The origin of this sixth article was in the claims and
pretenses
Page 150 U. S. 511
of the Russian-American Company which had exercised a despotic
control over these dominions, and the evident purpose of the sixth
article, as is plain from the communication of Secretary Seward to
the Russian minister, was to prevent any territorial or political
or corporate privileges from being subsequently asserted. It was
clearly not intended to include or affect private property as
such.
If this were a controversy between private parties in a court
where only municipal law is administered, like a court of common
pleas, it may be that the narrow view put on this treaty by the
court below might properly prevail; but when we consider that we
are dealing with an international instrument conferring territorial
dominion from one sovereign to another, a broader and more liberal
construction should be put on the language used.
Haguenstein v.
Lynham, 100 U. S. 483;
Head Money Cases, 112 U. S. 580.
Viewed in this light, I think that the treaty meant to distinguish
public property of the various kinds enumerated from property held
by individual persons or by companies composed of individuals for
private uses and purposes. Such was the view taken by the
commissioners, and, as I think, by Congress, and their
interpretation ought to be respected and adopted by the courts.

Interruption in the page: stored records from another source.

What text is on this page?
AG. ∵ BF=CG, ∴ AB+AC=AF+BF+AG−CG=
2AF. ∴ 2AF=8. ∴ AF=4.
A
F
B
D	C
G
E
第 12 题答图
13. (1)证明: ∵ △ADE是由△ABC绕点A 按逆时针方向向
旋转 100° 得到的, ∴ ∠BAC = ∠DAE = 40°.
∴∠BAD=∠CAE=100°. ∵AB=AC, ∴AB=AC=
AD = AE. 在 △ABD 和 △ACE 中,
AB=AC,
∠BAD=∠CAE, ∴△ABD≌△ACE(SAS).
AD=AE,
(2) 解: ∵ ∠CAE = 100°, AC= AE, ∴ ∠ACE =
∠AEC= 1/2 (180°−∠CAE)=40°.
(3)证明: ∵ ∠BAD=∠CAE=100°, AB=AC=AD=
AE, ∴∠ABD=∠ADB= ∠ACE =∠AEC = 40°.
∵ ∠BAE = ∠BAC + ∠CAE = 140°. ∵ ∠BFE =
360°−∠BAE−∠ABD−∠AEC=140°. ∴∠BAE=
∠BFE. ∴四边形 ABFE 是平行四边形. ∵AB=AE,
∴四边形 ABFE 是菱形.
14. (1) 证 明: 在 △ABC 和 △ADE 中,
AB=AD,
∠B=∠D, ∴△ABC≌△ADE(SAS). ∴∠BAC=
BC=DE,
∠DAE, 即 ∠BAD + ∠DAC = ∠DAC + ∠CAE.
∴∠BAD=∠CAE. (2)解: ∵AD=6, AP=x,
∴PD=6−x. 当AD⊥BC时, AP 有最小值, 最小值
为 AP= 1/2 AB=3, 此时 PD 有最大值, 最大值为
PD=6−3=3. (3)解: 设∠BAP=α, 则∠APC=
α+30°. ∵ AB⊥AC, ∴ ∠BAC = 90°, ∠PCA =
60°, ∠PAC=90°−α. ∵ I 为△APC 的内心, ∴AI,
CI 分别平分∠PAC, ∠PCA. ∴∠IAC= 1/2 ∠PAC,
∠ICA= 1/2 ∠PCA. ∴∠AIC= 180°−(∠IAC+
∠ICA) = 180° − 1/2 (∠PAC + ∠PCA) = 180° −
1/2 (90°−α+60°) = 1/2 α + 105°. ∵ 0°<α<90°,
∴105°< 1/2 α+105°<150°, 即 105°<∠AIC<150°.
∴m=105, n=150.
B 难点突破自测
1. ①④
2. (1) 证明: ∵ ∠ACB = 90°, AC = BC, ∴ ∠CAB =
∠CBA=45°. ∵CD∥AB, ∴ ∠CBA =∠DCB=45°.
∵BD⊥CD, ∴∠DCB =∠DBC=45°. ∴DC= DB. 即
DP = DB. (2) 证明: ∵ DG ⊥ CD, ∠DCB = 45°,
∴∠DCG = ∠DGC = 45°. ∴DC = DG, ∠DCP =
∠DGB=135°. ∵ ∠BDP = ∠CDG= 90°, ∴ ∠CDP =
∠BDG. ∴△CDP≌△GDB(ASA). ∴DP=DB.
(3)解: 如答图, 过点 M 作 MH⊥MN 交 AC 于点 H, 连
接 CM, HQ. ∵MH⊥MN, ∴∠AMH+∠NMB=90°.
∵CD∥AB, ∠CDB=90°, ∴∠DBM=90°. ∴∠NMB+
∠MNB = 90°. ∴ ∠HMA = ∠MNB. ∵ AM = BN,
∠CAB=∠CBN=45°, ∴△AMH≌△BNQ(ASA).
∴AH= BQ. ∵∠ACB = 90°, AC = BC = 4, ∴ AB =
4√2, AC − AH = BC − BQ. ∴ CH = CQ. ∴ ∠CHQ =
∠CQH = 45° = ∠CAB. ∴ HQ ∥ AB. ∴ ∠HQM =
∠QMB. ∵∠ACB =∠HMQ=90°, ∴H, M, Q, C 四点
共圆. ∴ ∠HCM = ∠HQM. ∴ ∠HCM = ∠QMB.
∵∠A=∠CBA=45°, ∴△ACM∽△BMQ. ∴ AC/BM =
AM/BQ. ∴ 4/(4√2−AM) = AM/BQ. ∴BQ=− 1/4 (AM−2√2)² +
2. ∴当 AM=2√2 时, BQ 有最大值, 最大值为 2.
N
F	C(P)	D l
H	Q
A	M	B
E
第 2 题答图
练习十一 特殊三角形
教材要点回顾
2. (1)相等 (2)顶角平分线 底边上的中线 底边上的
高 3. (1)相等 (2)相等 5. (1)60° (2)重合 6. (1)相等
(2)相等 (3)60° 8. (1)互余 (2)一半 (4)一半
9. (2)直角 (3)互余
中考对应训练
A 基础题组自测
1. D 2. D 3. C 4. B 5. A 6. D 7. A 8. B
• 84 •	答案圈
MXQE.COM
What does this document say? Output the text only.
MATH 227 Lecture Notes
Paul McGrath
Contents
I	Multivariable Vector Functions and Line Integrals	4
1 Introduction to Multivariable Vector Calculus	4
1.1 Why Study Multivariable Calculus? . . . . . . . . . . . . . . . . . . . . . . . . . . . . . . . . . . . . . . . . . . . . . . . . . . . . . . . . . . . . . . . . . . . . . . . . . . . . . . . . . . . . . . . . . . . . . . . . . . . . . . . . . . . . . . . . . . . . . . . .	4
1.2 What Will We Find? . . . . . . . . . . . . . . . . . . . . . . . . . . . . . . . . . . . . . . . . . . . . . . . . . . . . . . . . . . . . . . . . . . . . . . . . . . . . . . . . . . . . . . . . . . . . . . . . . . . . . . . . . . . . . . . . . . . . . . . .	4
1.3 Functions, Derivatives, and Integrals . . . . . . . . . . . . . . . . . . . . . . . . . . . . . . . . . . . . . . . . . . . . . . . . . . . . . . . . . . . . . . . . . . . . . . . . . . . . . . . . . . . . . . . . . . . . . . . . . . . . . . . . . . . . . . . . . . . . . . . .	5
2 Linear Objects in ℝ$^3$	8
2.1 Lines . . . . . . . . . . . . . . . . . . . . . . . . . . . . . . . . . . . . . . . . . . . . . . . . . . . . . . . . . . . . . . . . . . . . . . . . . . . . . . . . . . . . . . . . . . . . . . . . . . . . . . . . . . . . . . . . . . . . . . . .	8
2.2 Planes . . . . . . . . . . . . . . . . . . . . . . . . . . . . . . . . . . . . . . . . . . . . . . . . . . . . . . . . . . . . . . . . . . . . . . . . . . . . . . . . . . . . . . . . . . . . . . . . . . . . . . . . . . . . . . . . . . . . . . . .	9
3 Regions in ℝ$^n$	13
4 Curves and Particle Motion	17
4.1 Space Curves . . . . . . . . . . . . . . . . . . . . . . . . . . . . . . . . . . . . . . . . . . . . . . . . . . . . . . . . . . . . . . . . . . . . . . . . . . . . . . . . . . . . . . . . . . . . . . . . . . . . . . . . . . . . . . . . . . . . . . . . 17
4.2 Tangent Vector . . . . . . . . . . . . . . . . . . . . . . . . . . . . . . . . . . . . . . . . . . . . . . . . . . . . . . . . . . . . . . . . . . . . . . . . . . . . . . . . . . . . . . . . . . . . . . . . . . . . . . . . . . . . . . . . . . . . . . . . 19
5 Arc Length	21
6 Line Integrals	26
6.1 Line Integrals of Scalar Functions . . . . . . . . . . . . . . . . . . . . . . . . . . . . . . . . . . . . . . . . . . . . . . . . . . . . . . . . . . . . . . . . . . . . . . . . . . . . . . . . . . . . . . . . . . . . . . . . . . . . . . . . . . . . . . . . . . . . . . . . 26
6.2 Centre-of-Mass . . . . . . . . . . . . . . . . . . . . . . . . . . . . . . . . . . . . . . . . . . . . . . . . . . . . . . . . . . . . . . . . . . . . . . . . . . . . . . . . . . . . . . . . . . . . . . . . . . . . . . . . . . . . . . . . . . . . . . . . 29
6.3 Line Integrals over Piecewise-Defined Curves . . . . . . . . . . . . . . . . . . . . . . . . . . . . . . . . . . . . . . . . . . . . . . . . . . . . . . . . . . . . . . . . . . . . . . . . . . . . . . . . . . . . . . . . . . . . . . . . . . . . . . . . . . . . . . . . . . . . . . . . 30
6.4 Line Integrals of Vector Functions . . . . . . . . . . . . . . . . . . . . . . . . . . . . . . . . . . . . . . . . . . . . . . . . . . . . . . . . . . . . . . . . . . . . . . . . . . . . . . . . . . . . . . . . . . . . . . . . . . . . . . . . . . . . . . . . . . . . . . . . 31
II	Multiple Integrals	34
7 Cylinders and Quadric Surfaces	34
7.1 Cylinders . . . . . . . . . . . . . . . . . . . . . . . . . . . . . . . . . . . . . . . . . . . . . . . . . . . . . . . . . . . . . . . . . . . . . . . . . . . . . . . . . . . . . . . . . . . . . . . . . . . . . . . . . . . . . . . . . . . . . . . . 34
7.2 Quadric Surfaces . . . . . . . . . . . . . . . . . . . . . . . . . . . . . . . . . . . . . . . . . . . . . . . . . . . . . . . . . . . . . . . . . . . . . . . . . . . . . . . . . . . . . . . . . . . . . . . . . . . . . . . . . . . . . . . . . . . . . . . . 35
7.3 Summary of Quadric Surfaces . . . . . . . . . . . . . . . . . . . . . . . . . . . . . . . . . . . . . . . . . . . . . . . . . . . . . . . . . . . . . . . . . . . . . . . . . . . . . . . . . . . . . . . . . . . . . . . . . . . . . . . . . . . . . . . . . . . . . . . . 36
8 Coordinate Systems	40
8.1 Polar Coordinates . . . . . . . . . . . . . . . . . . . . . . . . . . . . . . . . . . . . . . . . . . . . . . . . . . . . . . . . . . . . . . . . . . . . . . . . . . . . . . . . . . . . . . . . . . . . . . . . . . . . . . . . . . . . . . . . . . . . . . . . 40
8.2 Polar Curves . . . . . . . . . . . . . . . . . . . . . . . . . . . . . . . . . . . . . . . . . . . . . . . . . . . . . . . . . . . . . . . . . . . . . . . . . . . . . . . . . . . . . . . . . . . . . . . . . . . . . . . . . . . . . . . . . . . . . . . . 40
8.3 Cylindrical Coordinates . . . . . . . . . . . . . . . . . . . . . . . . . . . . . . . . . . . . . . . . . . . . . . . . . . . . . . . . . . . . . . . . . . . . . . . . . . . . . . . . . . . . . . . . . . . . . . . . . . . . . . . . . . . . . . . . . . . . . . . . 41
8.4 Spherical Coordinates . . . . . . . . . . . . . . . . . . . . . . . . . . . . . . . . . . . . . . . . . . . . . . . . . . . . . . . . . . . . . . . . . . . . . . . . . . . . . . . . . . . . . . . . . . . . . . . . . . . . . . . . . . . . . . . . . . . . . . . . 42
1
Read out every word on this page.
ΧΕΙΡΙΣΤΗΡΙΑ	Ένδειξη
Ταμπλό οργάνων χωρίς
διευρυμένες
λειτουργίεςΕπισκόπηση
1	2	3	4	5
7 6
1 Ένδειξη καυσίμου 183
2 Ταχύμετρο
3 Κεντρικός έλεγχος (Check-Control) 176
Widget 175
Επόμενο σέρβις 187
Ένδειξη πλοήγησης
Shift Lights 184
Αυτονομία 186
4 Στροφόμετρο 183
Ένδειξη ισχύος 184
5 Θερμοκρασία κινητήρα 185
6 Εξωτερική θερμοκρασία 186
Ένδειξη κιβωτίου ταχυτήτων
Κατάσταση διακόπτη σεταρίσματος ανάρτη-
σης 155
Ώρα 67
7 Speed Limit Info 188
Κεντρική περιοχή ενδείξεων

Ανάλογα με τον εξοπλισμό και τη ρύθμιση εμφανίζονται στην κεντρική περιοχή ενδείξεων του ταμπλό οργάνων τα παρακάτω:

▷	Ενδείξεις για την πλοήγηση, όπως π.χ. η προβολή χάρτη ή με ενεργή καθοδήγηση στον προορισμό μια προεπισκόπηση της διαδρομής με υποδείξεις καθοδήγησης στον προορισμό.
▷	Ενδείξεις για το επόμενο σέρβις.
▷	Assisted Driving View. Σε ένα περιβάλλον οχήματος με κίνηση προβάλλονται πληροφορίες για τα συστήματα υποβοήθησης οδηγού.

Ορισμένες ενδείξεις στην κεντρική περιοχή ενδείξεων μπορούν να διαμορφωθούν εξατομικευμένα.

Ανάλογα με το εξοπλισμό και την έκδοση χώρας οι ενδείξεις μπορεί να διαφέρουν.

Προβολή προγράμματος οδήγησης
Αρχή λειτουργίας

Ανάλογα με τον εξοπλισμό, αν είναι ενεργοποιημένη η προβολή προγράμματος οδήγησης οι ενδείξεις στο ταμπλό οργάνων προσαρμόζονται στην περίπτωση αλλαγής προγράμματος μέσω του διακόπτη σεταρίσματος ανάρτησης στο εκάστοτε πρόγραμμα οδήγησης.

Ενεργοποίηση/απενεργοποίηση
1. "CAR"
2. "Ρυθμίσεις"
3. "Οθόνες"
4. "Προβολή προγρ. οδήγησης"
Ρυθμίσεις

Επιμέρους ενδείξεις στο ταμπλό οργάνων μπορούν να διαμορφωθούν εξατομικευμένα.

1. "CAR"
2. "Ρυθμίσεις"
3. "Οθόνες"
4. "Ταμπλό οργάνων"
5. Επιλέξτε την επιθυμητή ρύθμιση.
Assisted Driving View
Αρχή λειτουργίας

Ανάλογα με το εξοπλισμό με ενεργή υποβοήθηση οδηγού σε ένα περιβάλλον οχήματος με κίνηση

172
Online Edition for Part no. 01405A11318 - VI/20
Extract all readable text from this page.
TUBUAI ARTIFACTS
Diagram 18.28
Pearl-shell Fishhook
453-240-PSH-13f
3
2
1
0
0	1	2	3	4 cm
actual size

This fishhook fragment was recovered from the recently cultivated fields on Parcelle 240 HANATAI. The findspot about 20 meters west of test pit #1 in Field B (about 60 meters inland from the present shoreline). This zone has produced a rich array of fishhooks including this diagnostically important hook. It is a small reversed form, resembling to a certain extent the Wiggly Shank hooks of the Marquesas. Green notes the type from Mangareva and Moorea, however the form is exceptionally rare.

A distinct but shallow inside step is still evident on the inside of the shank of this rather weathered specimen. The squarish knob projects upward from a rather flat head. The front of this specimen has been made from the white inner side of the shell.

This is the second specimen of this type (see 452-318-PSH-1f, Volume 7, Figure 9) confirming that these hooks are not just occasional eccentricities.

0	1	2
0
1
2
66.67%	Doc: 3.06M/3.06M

Even when corporations are dissolved by writs of
scire
facias or decrees in equity at the suit of the sovereign,
their moneys and property not essential to the exercise of their
franchises are not forfeited, but are left to the ownership of the
stockholders. In construing the treaty as a mere municipal
regulation and as an act of forfeiture, I think the court below
grievously erred.
Upon the whole, I am of opinion that the judgment of the court
below was erroneous, and should be reversed, and that the record
should be remanded with directions to proceed, under the provisions
of the Act of January 17, 1887, to examine whether the claimants
have lawfully derived title from the Russian-American Company, and,
if so, to award them a fair rent for the use and suitable indemnity
for the loss of the building owned by them.
MR. JUSTICE FIELD concurs in this dissent.